セゾン投信社長の園部鷹博氏は1975年生まれの49歳。いわゆる“団塊ジュニア”で、就職氷河期世代にもあたります。厳しい雇用状況のなか、希望する職に就けずに、不安定な仕事に従事せざるをえなかった人も少なからずいます。そして、こうした背景から老後に向けた資産形成が十分にできていない人も……。

園部氏は50代に差しかかる同世代に、これから資産形成を始めても遅くないと伝えるため、書籍『50歳・資金ゼロから始める老後を幸せにする資産運用』を執筆。今回は本書から特別に、50歳から資産を増やすための知っておきたい公的年金の仕組みや具体的な投資手法をお届けします。(全4回の2回目)

●第1回:「結局、年金はもらえるの?」現役世代1.4人で1人の高齢者を支える2050年日本の未来図

※本稿は、園部鷹博著『50歳・資金ゼロから始める老後を幸せにする資産運用』(ビジネス社)の一部を抜粋・再編集したものです。

まず70歳まで働く意思を持つ

50代でまったく金融資産を持っていない人は、意外といらっしゃいます。ここで問題にしているのはあくまでも「金融資産」です。預貯金などの金融資産が1円もないという人でも、ひょっとしたら持家をはじめとする不動産などの実物資産を持っているケースがある点は含んでおいてください。

では金融資産をまったく保有していない世帯は、どのくらいあるものなのでしょうか。

数字は、金融広報中央委員会が毎年公表している「家計の金融行動に関する世論調査(出典:家計の金融行動に関する世論調査〈令和5年、金融広報中央委員会〉)」からのものです。

2人以上世帯における世帯主の年代別に、金融資産を保有していないと回答した人たちの比率は次のようになります。

•20歳代        36.9%
•30歳代        28.4%
•40歳代        26.8%
•50歳代        27.4%
•60歳代        21.0%
•70歳代        19.2%

20歳代の資産ゼロ回答が高いのは仕方がないところでしょう。

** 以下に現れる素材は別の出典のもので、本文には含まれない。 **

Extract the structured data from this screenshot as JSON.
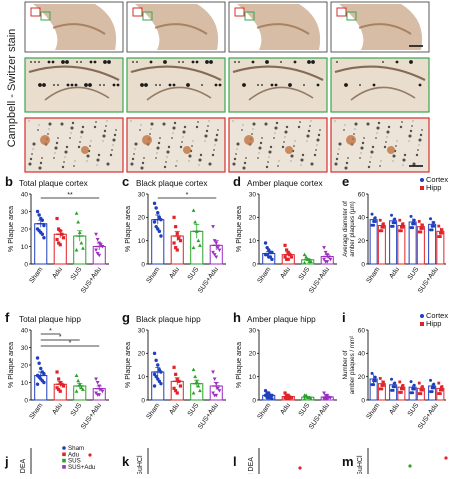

お給料もそれほど高くないし、でもまだ遊びたい盛りだし。

この数字は2人以上世帯ですから、結婚している世帯主の家庭が対象になっています。30歳代以上になれば、そろそろ子供をつくろうという話も出てきて備えが必要になりますから、相応に金融資産を持つ世帯の割合が高まっていきます。そのため金融資産を保有していない世帯の割合は、30歳代、40歳代と低下していきます。それなのに、なぜか50歳代になると金融資産を保有していない世帯の割合が上昇します。

50歳代で金融資産を保有していない世帯の割合が27.4%もあるのは、それはそれで問題でしょう。そして本書は、まさにこういう人がターゲットでもあります。

50歳代で金融資産がまったくない、あるいは持っていたとしても極めて少額という人はどうすればいいのでしょうか。

その対策の第一歩は、できるだけ長く働くことです。